Department of Vascular Surgery, University of Modena and Reggio Emilia, Nuovo Ospedale S. Agostino Estense, Modena, Italy.
J Vasc Surg. 2010 Jun;51(6):1397-405. doi: 10.1016/j.jvs.2010.02.009.
This study was conducted to identify the prevalence, risk factors, and clinical relevance of carotid artery stent fracture.
Commercially available carotid stents were implanted in this prospective, observational study that began in January 2004. Indications included asymptomatic patients (stenosis >80%), symptomatic patients (stenosis >60%), and ulcerated lesions (>50%). Stent integrity was assessed with plain radiography at 12 months. Data were analyzed in April 2009 on a series of 341 consecutive patients treated with carotid artery stenting with at least 12 months follow-up.
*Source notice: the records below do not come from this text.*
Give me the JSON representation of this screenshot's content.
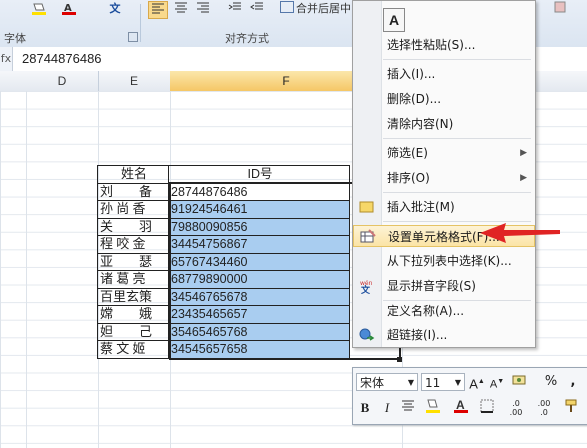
{
  "ribbon": {
    "font_group_label": "字体",
    "align_group_label": "对齐方式",
    "merge_label": "合并后居中",
    "wen_label": "文"
  },
  "formula_bar": {
    "fx": "fx",
    "value": "28744876486"
  },
  "columns": [
    "D",
    "E",
    "F"
  ],
  "table": {
    "headers": [
      "姓名",
      "ID号"
    ],
    "rows": [
      {
        "name": "刘　　备",
        "id": "28744876486"
      },
      {
        "name": "孙 尚 香",
        "id": "91924546461"
      },
      {
        "name": "关　　羽",
        "id": "79880090856"
      },
      {
        "name": "程 咬 金",
        "id": "34454756867"
      },
      {
        "name": "亚　　瑟",
        "id": "65767434460"
      },
      {
        "name": "诸 葛 亮",
        "id": "68779890000"
      },
      {
        "name": "百里玄策",
        "id": "34546765678"
      },
      {
        "name": "嫦　　娥",
        "id": "23435465657"
      },
      {
        "name": "妲　　己",
        "id": "35465465768"
      },
      {
        "name": "蔡 文 姬",
        "id": "34545657658"
      }
    ]
  },
  "context_menu": {
    "paste_icon_letter": "A",
    "items": [
      {
        "label": "选择性粘贴(S)...",
        "icon": "paste-special"
      },
      {
        "label": "插入(I)...",
        "icon": ""
      },
      {
        "label": "删除(D)...",
        "icon": ""
      },
      {
        "label": "清除内容(N)",
        "icon": ""
      },
      {
        "label": "筛选(E)",
        "icon": "",
        "submenu": true
      },
      {
        "label": "排序(O)",
        "icon": "",
        "submenu": true
      },
      {
        "label": "插入批注(M)",
        "icon": "comment-icon"
      },
      {
        "label": "设置单元格格式(F)...",
        "icon": "format-cells-icon",
        "highlighted": true
      },
      {
        "label": "从下拉列表中选择(K)...",
        "icon": ""
      },
      {
        "label": "显示拼音字段(S)",
        "icon": "phonetic-icon"
      },
      {
        "label": "定义名称(A)...",
        "icon": ""
      },
      {
        "label": "超链接(I)...",
        "icon": "hyperlink-icon"
      }
    ]
  },
  "mini_toolbar": {
    "font": "宋体",
    "size": "11",
    "bold": "B",
    "italic": "I",
    "percent": "%",
    "comma": ","
  },
  "colors": {
    "selection_fill": "#a9cdf0",
    "arrow": "#e02424",
    "highlight": "#fbe4a6"
  }
}
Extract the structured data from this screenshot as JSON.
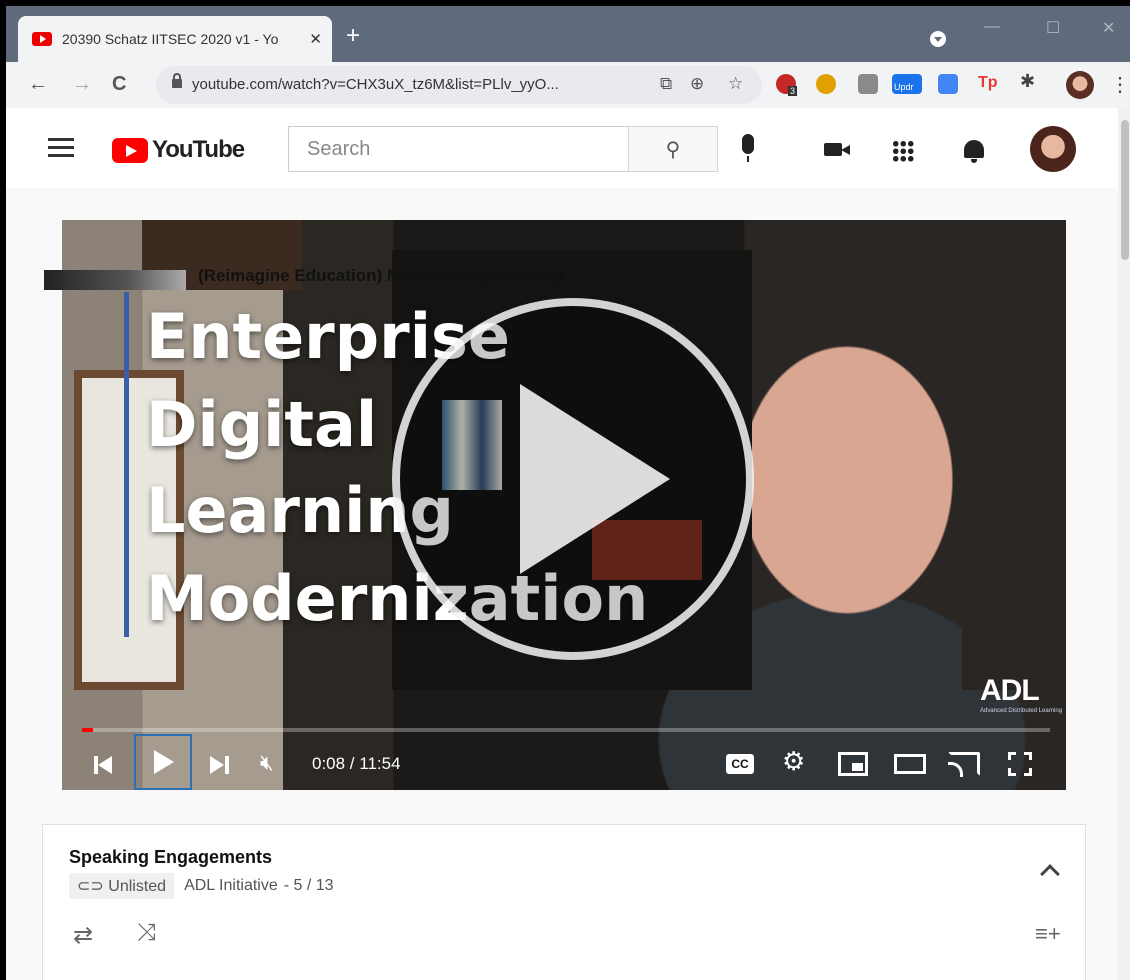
{
  "browser": {
    "tab_title": "20390 Schatz IITSEC 2020 v1 - Yo",
    "tab_close": "✕",
    "new_tab": "+",
    "url": "youtube.com/watch?v=CHX3uX_tz6M&list=PLlv_yyO...",
    "minimize": "—",
    "maximize": "☐",
    "close": "✕",
    "back": "←",
    "forward": "→",
    "reload": "C",
    "omnibox_icons": [
      "install-icon",
      "zoom-icon",
      "star-icon"
    ],
    "extensions": [
      {
        "name": "abp-extension-icon",
        "color": "#c62828",
        "badge": "3"
      },
      {
        "name": "honey-extension-icon",
        "color": "#e0a100"
      },
      {
        "name": "google-extension-icon",
        "color": "#8a8a8a"
      },
      {
        "name": "update-extension-icon",
        "color": "#1a73e8",
        "label": "Updr"
      },
      {
        "name": "docs-extension-icon",
        "color": "#4285f4"
      },
      {
        "name": "tp-extension-icon",
        "color": "#e53935",
        "label": "Tp"
      },
      {
        "name": "puzzle-extension-icon",
        "color": "#444"
      }
    ]
  },
  "youtube": {
    "logo_text": "YouTube",
    "search_placeholder": "Search",
    "search_icon": "⚲"
  },
  "video": {
    "title_lines": [
      "Enterprise",
      "Digital",
      "Learning",
      "Modernization"
    ],
    "watermark": "ADL",
    "watermark_sub": "Advanced Distributed Learning",
    "current_time": "0:08",
    "duration": "11:54",
    "time_display": "0:08 / 11:54",
    "progress_fraction": 0.011,
    "muted": true,
    "cc_label": "CC"
  },
  "playlist": {
    "title": "Speaking Engagements",
    "visibility": "Unlisted",
    "visibility_icon": "link-icon",
    "owner": "ADL Initiative",
    "position": "- 5 / 13",
    "next_item_title": "(Reimagine Education) Modernizing Learning"
  },
  "colors": {
    "accent": "#ff0000",
    "play_focus": "#2c6fb4",
    "title_bar": "#3a5ea8"
  }
}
Stent fracture prevalence was 3.4% at 12 months (95% confidence interval, 1.7%-6.1%). The median clinical follow-up was 30 months (range, 12-64 months) for 323 eligible patients. Treatment included 23.6% of symptomatic patients. According to univariate analysis, calcification type III increased the odds of stent fracture by more than 4.5 times (odds ratio [OR], 4.74; P = .006) and angulation >45 degrees increased the odds of stent fracture by 6.5 times (OR, 6.51; P = .008). Carotid stent cell type, stent length, and stent over-sizing were not correlated with stent fracture incidence. Stent fracture was not associated with stroke (0%), transient ischemic attack (0%), or death (0%). Restenosis was significantly associated with stent fracture (P < .001). Multivariate analysis evidenced that type III calcification (OR, 3.90; P = .029) and angulation >45 degrees (OR, 4.69; P = .026) were important risk factors for carotid stent fracture.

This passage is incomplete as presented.